ICML Poster Learning Adaptive and View-Invariant Vision Transformer for Real-Time UAV Tracking

Poster

Learning Adaptive and View-Invariant Vision Transformer for Real-Time UAV Tracking

Yongxin Li · Mengyuan Liu · You Wu · Xucheng Wang · Xiangyang Yang · Shuiwang Li

[ Abstract ]

Abstract:

Harnessing transformer-based models, visual tracking has made substantial strides. However, the sluggish performance of current trackers limits their practicality on devices with constrained computational capabilities, especially for real-time unmanned aerial vehicle (UAV) tracking. Addressing this challenge, we introduce AVTrack, an adaptive computation framework tailored to selectively activate transformer blocks for real-time UAV tracking in this work. Our novel Activation Module (AM) dynamically optimizes ViT architecture, selectively engaging relevant components and enhancing inference efficiency without compromising much tracking performance.
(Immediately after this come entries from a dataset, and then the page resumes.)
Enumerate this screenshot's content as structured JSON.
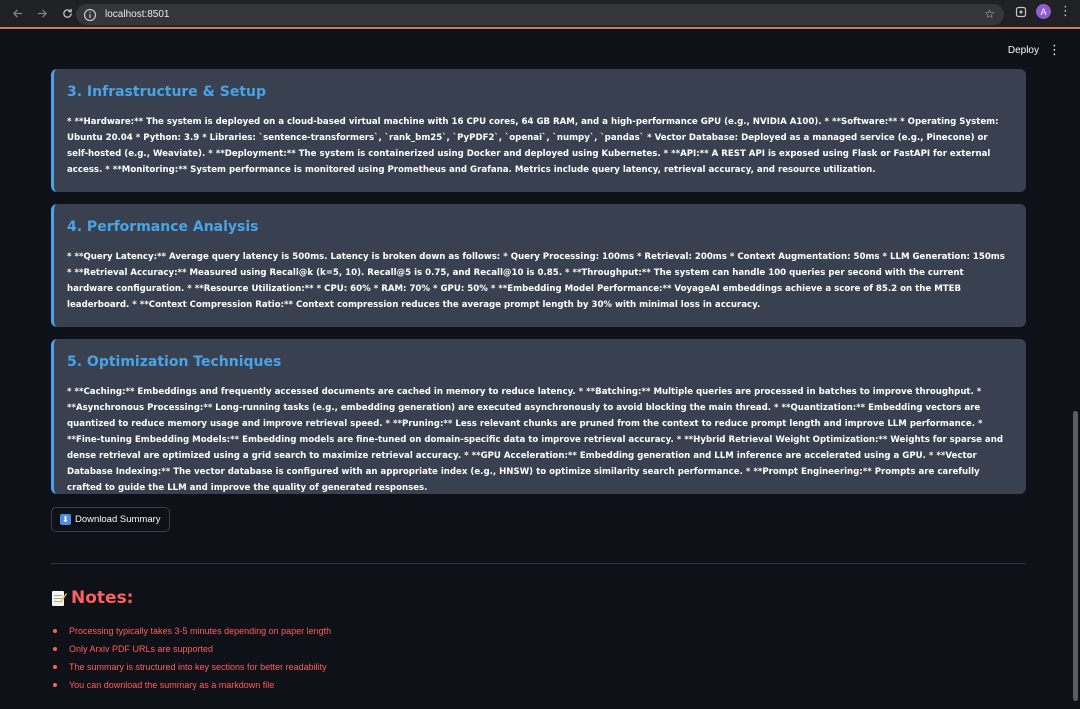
{
  "browser": {
    "url": "localhost:8501",
    "avatar_letter": "A"
  },
  "app": {
    "deploy_label": "Deploy"
  },
  "sections": [
    {
      "title": "3. Infrastructure & Setup",
      "body": "* **Hardware:** The system is deployed on a cloud-based virtual machine with 16 CPU cores, 64 GB RAM, and a high-performance GPU (e.g., NVIDIA A100). * **Software:** * Operating System: Ubuntu 20.04 * Python: 3.9 * Libraries: `sentence-transformers`, `rank_bm25`, `PyPDF2`, `openai`, `numpy`, `pandas` * Vector Database: Deployed as a managed service (e.g., Pinecone) or self-hosted (e.g., Weaviate). * **Deployment:** The system is containerized using Docker and deployed using Kubernetes. * **API:** A REST API is exposed using Flask or FastAPI for external access. * **Monitoring:** System performance is monitored using Prometheus and Grafana. Metrics include query latency, retrieval accuracy, and resource utilization."
    },
    {
      "title": "4. Performance Analysis",
      "body": "* **Query Latency:** Average query latency is 500ms. Latency is broken down as follows: * Query Processing: 100ms * Retrieval: 200ms * Context Augmentation: 50ms * LLM Generation: 150ms * **Retrieval Accuracy:** Measured using Recall@k (k=5, 10). Recall@5 is 0.75, and Recall@10 is 0.85. * **Throughput:** The system can handle 100 queries per second with the current hardware configuration. * **Resource Utilization:** * CPU: 60% * RAM: 70% * GPU: 50% * **Embedding Model Performance:** VoyageAI embeddings achieve a score of 85.2 on the MTEB leaderboard. * **Context Compression Ratio:** Context compression reduces the average prompt length by 30% with minimal loss in accuracy."
    },
    {
      "title": "5. Optimization Techniques",
      "body": "* **Caching:** Embeddings and frequently accessed documents are cached in memory to reduce latency. * **Batching:** Multiple queries are processed in batches to improve throughput. * **Asynchronous Processing:** Long-running tasks (e.g., embedding generation) are executed asynchronously to avoid blocking the main thread. * **Quantization:** Embedding vectors are quantized to reduce memory usage and improve retrieval speed. * **Pruning:** Less relevant chunks are pruned from the context to reduce prompt length and improve LLM performance. * **Fine-tuning Embedding Models:** Embedding models are fine-tuned on domain-specific data to improve retrieval accuracy. * **Hybrid Retrieval Weight Optimization:** Weights for sparse and dense retrieval are optimized using a grid search to maximize retrieval accuracy. * **GPU Acceleration:** Embedding generation and LLM inference are accelerated using a GPU. * **Vector Database Indexing:** The vector database is configured with an appropriate index (e.g., HNSW) to optimize similarity search performance. * **Prompt Engineering:** Prompts are carefully crafted to guide the LLM and improve the quality of generated responses."
    }
  ],
  "download_button": {
    "label": "Download Summary",
    "icon": "download-arrow-icon"
  },
  "notes": {
    "title": "Notes:",
    "icon": "memo-icon",
    "items": [
      "Processing typically takes 3-5 minutes depending on paper length",
      "Only Arxiv PDF URLs are supported",
      "The summary is structured into key sections for better readability",
      "You can download the summary as a markdown file"
    ]
  },
  "colors": {
    "background": "#0e1117",
    "card": "#394150",
    "accent_blue": "#4aa3e6",
    "notes_red": "#ff5f5f"
  }
}
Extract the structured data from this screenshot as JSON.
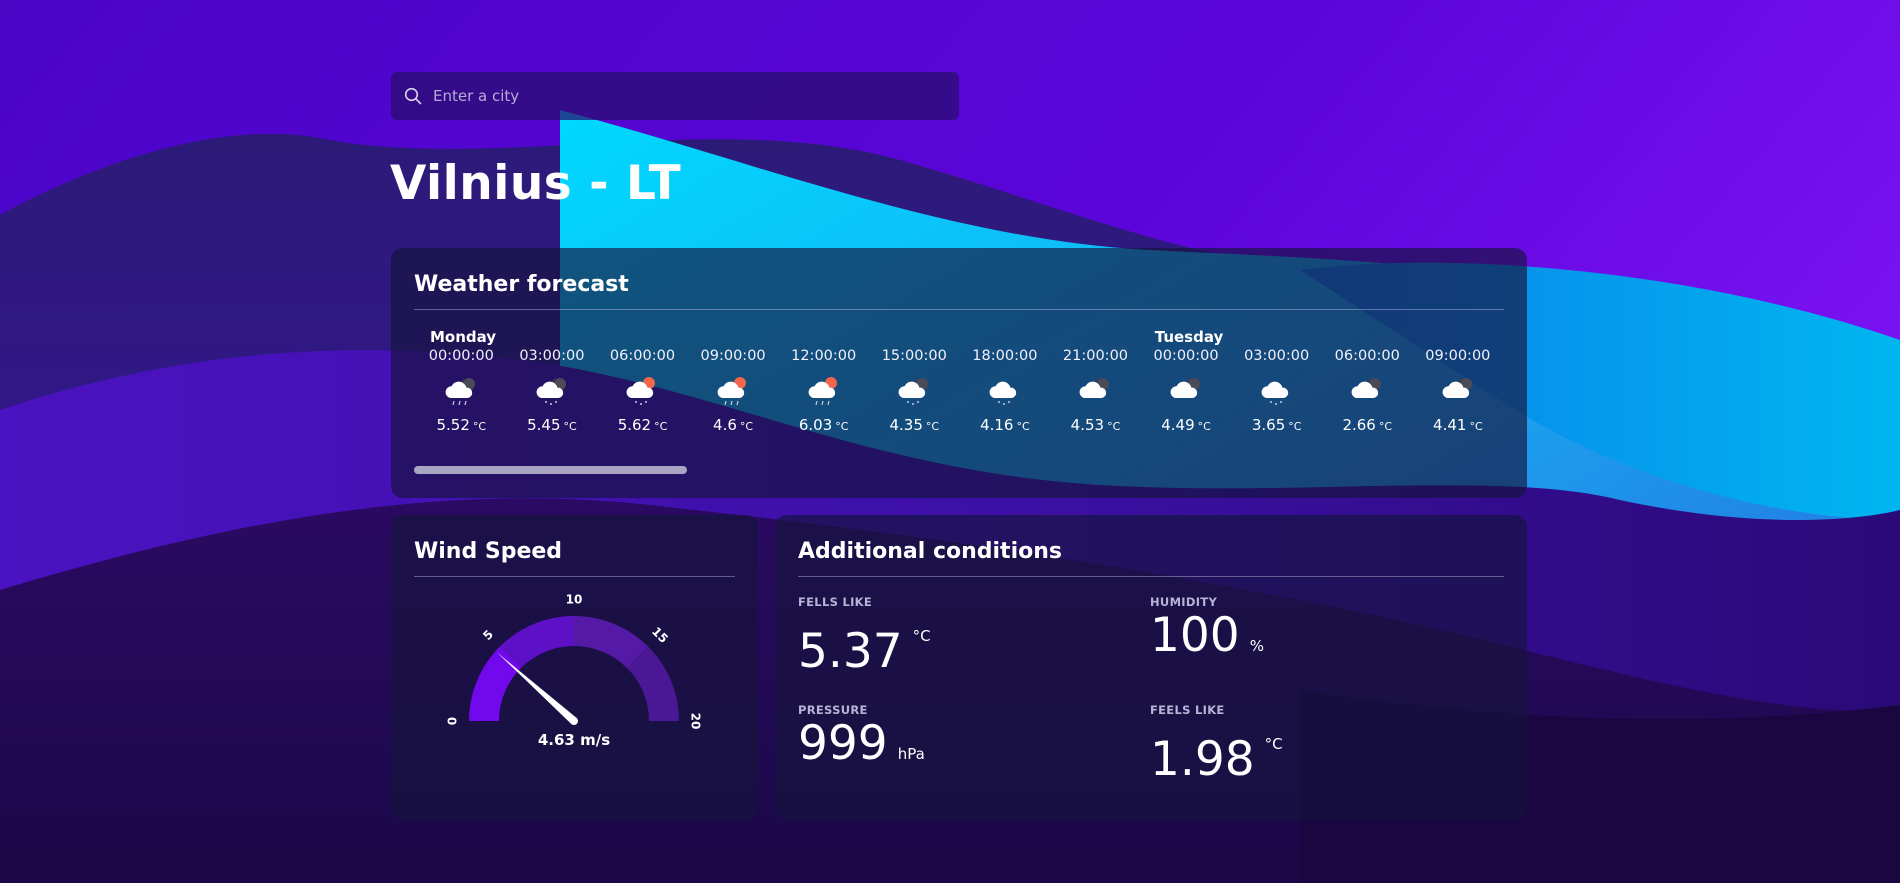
{
  "search": {
    "placeholder": "Enter a city"
  },
  "location": {
    "title": "Vilnius - LT"
  },
  "forecast": {
    "title": "Weather forecast",
    "scroll_fraction": 0.25,
    "slots": [
      {
        "day": "Monday",
        "time": "00:00:00",
        "icon": "cloud-night-rain-icon",
        "temp": "5.52",
        "unit": "°C"
      },
      {
        "day": "",
        "time": "03:00:00",
        "icon": "cloud-night-snow-icon",
        "temp": "5.45",
        "unit": "°C"
      },
      {
        "day": "",
        "time": "06:00:00",
        "icon": "cloud-sun-snow-icon",
        "temp": "5.62",
        "unit": "°C"
      },
      {
        "day": "",
        "time": "09:00:00",
        "icon": "cloud-sun-rain-icon",
        "temp": "4.6",
        "unit": "°C"
      },
      {
        "day": "",
        "time": "12:00:00",
        "icon": "cloud-sun-rain-icon",
        "temp": "6.03",
        "unit": "°C"
      },
      {
        "day": "",
        "time": "15:00:00",
        "icon": "cloud-night-snow-icon",
        "temp": "4.35",
        "unit": "°C"
      },
      {
        "day": "",
        "time": "18:00:00",
        "icon": "cloud-snow-icon",
        "temp": "4.16",
        "unit": "°C"
      },
      {
        "day": "",
        "time": "21:00:00",
        "icon": "cloud-night-icon",
        "temp": "4.53",
        "unit": "°C"
      },
      {
        "day": "Tuesday",
        "time": "00:00:00",
        "icon": "cloud-night-icon",
        "temp": "4.49",
        "unit": "°C"
      },
      {
        "day": "",
        "time": "03:00:00",
        "icon": "cloud-snow-icon",
        "temp": "3.65",
        "unit": "°C"
      },
      {
        "day": "",
        "time": "06:00:00",
        "icon": "cloud-night-icon",
        "temp": "2.66",
        "unit": "°C"
      },
      {
        "day": "",
        "time": "09:00:00",
        "icon": "cloud-night-icon",
        "temp": "4.41",
        "unit": "°C"
      }
    ]
  },
  "wind": {
    "title": "Wind Speed",
    "value": 4.63,
    "label": "4.63 m/s",
    "min": 0,
    "max": 20,
    "ticks": [
      "0",
      "5",
      "10",
      "15",
      "20"
    ]
  },
  "conditions": {
    "title": "Additional conditions",
    "feels_like_1": {
      "label": "FELLS LIKE",
      "value": "5.37",
      "unit": "°C"
    },
    "humidity": {
      "label": "HUMIDITY",
      "value": "100",
      "unit": "%"
    },
    "pressure": {
      "label": "PRESSURE",
      "value": "999",
      "unit": "hPa"
    },
    "feels_like_2": {
      "label": "FEELS LIKE",
      "value": "1.98",
      "unit": "°C"
    }
  },
  "colors": {
    "background": "#5a06d6",
    "wave_cyan": "#00c8ff",
    "wave_dark": "#1a0a4a",
    "card": "#1b1640",
    "gauge_fill": "#7410ec",
    "gauge_track": "#4a1795",
    "scroll_thumb": "#a9a6c4"
  }
}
Moreover, we bolster the effectiveness of ViTs, particularly in addressing challenges arising from extreme changes in viewing angles commonly encountered in UAV tracking, by learning view-invariant representations through mutual information maximization. Extensive experiments on four tracking benchmarks affirm the effectiveness and versatility of our approach, positioning it as a state-of-the-art solution in visual tracking. Code is released at: https://github.com/Tqybu-hans/AVTrack.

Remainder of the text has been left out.